You are probably asking, “Why is that important?”
Today, many organizations have realized that not only do they use a lot of OSS in their development, but they have been using it for years. As they begin to build the list of packages and licenses in use, they soon find out that it’s not simply a matter of asking their developers for a list.
Developers don’t always remember everything they downloaded and used in their development. Some examples of “forgettable” software include: code snippets from books, blogs, tip sites, and small utilities (usually no more than a few lines of code each).

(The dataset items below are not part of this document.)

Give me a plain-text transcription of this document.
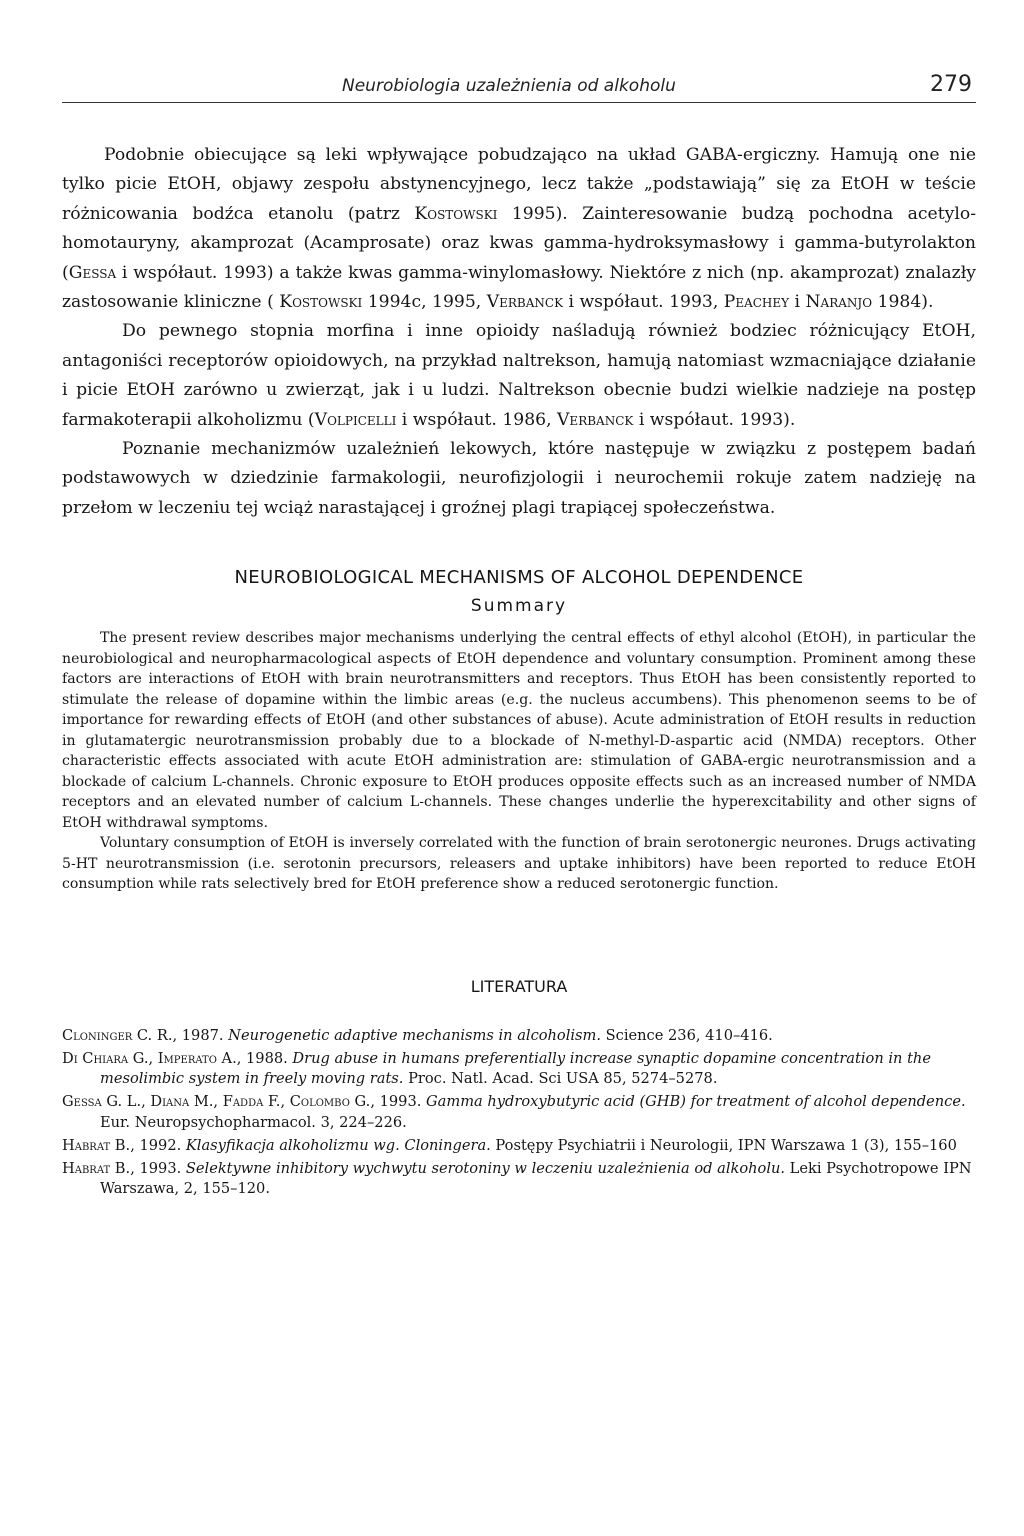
Neurobiologia uzależnienia od alkoholu	279

Podobnie obiecujące są leki wpływające pobudzająco na układ GABA-ergiczny. Hamują one nie tylko picie EtOH, objawy zespołu abstynencyjnego, lecz także „podstawiają” się za EtOH w teście różnicowania bodźca etanolu (patrz Kostowski 1995). Zainteresowanie budzą pochodna acetylo-homotauryny, akamprozat (Acamprosate) oraz kwas gamma-hydroksymasłowy i gamma-butyrolakton (Gessa i współaut. 1993) a także kwas gamma-winylomasłowy. Niektóre z nich (np. akamprozat) znalazły zastosowanie kliniczne ( Kostowski 1994c, 1995, Verbanck i współaut. 1993, Peachey i Naranjo 1984).

Do pewnego stopnia morfina i inne opioidy naśladują również bodziec różnicujący EtOH, antagoniści receptorów opioidowych, na przykład naltrekson, hamują natomiast wzmacniające działanie i picie EtOH zarówno u zwierząt, jak i u ludzi. Naltrekson obecnie budzi wielkie nadzieje na postęp farmakoterapii alkoholizmu (Volpicelli i współaut. 1986, Verbanck i współaut. 1993).

Poznanie mechanizmów uzależnień lekowych, które następuje w związku z postępem badań podstawowych w dziedzinie farmakologii, neurofizjologii i neurochemii rokuje zatem nadzieję na przełom w leczeniu tej wciąż narastającej i groźnej plagi trapiącej społeczeństwa.

NEUROBIOLOGICAL MECHANISMS OF ALCOHOL DEPENDENCE
Summary

The present review describes major mechanisms underlying the central effects of ethyl alcohol (EtOH), in particular the neurobiological and neuropharmacological aspects of EtOH dependence and voluntary consumption. Prominent among these factors are interactions of EtOH with brain neurotransmitters and receptors. Thus EtOH has been consistently reported to stimulate the release of dopamine within the limbic areas (e.g. the nucleus accumbens). This phenomenon seems to be of importance for rewarding effects of EtOH (and other substances of abuse). Acute administration of EtOH results in reduction in glutamatergic neurotransmission probably due to a blockade of N-methyl-D-aspartic acid (NMDA) receptors. Other characteristic effects associated with acute EtOH administration are: stimulation of GABA-ergic neurotransmission and a blockade of calcium L-channels. Chronic exposure to EtOH produces opposite effects such as an increased number of NMDA receptors and an elevated number of calcium L-channels. These changes underlie the hyperexcitability and other signs of EtOH withdrawal symptoms.

Voluntary consumption of EtOH is inversely correlated with the function of brain serotonergic neurones. Drugs activating 5-HT neurotransmission (i.e. serotonin precursors, releasers and uptake inhibitors) have been reported to reduce EtOH consumption while rats selectively bred for EtOH preference show a reduced serotonergic function.

LITERATURA
Cloninger C. R., 1987. Neurogenetic adaptive mechanisms in alcoholism. Science 236, 410–416.
Di Chiara G., Imperato A., 1988. Drug abuse in humans preferentially increase synaptic dopamine concentration in the mesolimbic system in freely moving rats. Proc. Natl. Acad. Sci USA 85, 5274–5278.
Gessa G. L., Diana M., Fadda F., Colombo G., 1993. Gamma hydroxybutyric acid (GHB) for treatment of alcohol dependence. Eur. Neuropsychopharmacol. 3, 224–226.
Habrat B., 1992. Klasyfikacja alkoholizmu wg. Cloningera. Postępy Psychiatrii i Neurologii, IPN Warszawa 1 (3), 155–160
Habrat B., 1993. Selektywne inhibitory wychwytu serotoniny w leczeniu uzależnienia od alkoholu. Leki Psychotropowe IPN Warszawa, 2, 155–120.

And not all developers that downloaded code and placed it into a production source code repository are still with your organization.
This all makes for a complex issue, especially when compounded with requests from customers or partners for information on your use of OSS and your proof of OSS license compliance.
So, how do you find OSS in your code? Here are some useful tips you can employ to find most of the third-party code, OSS and other, used in your product.
Ask your developers
I already gave examples of why asking your developers is not a good way to get a comprehensive list of OSS, but I didn’t mean to insinuate it is a bad way either. Asking your developers to give you a list of the packages they know about is a great place to start and can be used to cross-check with the other techniques listed below.
If your developers aren’t sure how to get this information they can begin by looking at readme documents and websites where they originally obtained the OSS they use. These are good sources for package names, urls, and copyright and license information.
Get an OSS code scanner
This is probably the best way to do a comprehensive sweep of your code to find OSS, down to the snippet level, that wasn’t originally developed by your team. If you are resource-constrained and don’t have time to run a scan and do the analysis yourself, consider contracting with a firm who will scan your code for you. This is a great option because these firms have people who review scans daily and have developed excellent skills for finding and reporting OSS.
Get a license and copyright scanner
There are different types of scanners. A number of companies, including OpenLogic, have built a good business with code scanners, but other organizations have created excellent products designed to find license text, author, and copyright information. These products may do some code matching, but it is not their main strength. This is important because even with the best OSS scanner there is no guarantee they will match with every known OSS ever written. Using a secondary tool is another great way to crosscheck your results. One example of a license scanner is Fossology (which, by the way, is OSS).
Put it all together
Once you have a good list from your developers, a list from code matches, and a good list of other licenses and copyrights found from the license scanners, you will need to mash up the results. Your goal is to identify, as much as possible, the origin of the code you found and – more importantly – its license.
During your analysis of the results you will begin to gain some insight into the twisted world of OSS. Google, Wikipedia, Ohloh, Sourceforge.net, et al. will become your new best friends. You will find developers who say they use a BSD license, but put a copy of the MIT license on their website because they probably thought the MIT license was actually the BSD license. You will see code that has been used (and released under various licenses) in several different OSS packages. So which license do you choose?
Regardless of your reason for going through this exercise, whether it’s a customer asking for an OSS bill of materials, your requirement to comply with in internal policy, or a need to better understand and track the third-party components in your product, you will discover that it will help you develop a better understanding of your code and will provide a great return on investment.